Statement of the Problem or Situation that is Being Addressed: The ability to use plasma etching to produce high aspect ratio (HAR) features is becoming increasingly important as the market demands solid-state non-volatile memory storage. In order to minimize bowing and twisting defects in HAR features, precision control of the ion energy distribution function (IEDF) is required. Additionally, HAR etching requires longer processing time, and higher etch rates are needed to reduce overall cost, which requires higher power systems.General Statement of How This Problem is Being Addressed: Eagle Harbor Technologies (EHT), Inc. has previously developed a Rapid Capacitor Charger (RCC) that can rapidly charge the wafer and stray capacitance to high voltage in tens of nanoseconds and operate at 400 kHz. This system can produce sheath voltage waveforms that are flatter than those produced with standard sinusoidal radio-frequency generators, which can improve control over the IEDFs and allow for greater process control. Additionally, this system can operate at up to 20 kW continuously when water cooled, potentially allowing higher etch rates.

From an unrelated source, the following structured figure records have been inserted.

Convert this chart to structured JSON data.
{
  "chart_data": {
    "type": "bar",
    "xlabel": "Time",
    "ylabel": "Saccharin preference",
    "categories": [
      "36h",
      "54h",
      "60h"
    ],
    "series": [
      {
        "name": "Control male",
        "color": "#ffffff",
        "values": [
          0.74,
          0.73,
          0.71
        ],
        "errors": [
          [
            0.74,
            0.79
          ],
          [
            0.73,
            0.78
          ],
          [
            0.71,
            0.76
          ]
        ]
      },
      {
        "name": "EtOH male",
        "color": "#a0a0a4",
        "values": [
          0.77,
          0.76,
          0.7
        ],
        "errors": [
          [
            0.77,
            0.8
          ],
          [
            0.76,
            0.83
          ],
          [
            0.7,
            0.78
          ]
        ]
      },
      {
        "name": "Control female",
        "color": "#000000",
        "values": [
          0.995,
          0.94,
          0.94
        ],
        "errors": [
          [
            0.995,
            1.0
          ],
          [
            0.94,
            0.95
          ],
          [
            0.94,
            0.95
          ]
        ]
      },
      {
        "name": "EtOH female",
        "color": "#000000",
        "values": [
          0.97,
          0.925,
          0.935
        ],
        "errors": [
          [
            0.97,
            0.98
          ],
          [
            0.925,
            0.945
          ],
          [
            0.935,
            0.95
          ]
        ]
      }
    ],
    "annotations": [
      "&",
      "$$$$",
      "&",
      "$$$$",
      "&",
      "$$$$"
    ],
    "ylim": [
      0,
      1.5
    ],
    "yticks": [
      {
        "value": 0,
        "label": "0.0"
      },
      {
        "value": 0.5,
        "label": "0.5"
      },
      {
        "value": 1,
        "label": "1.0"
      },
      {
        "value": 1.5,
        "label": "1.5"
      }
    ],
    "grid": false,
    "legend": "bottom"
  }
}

EHT is conducting an experimental and computational program to improve the understanding of the interaction between bias waveforms and plasma properties to commercialize this power system technology.What was Done in Phase I? In the Phase I, EHT operated the RCC on a small test chamber with an inductively coupled plasma source. EHT constructed a retarding field analyzer (RFA) and the associated electronics. EHT measured the source parameters with a Langmuir probe and RFA. Initial investigations with the RFA were conducted with the RCC operating. In parallel, Sandia National Laboratories (SNL) used a 1D particle-in- cell code to model the plasma with the applied bias voltage.What is planned in Phase II? EHT plans to modify the chamber to a capacitively coupled source, which is more relevant to the semiconductor tool industry and closer to the system that SNL is modeling. EHT will continue to develop the high-voltage RFA and investigate other energy analyzers. These analyzers will be used with even higher-voltage bias waveforms. SNL will continue to provide computational support to better understand the experimental results.Commercial Applications and Other

Benefits:
The market for solid-state non-volatile memory storage is driving the demand NAND FLASH, which requires precision etching of HAR features with aspect ratios approaching 100:1. To overcome some of the challenges with manufacturing 2D NAND, the semiconductor processing industry is moving to 3D NAND. One of the major challenges with the production of HAR features for 3D NAND is controlling bowing and twisting of the holes. Improved control of the IEDF improve the quality of HAR features. Additionally, HAR etching requires longer processing time and higher etch rates are needed to reduce overall cost. EHT pulsed power systems have the potential to improve IEDF control while operating at the high power required to increase etching rates thereby reducing production time and lowering costs.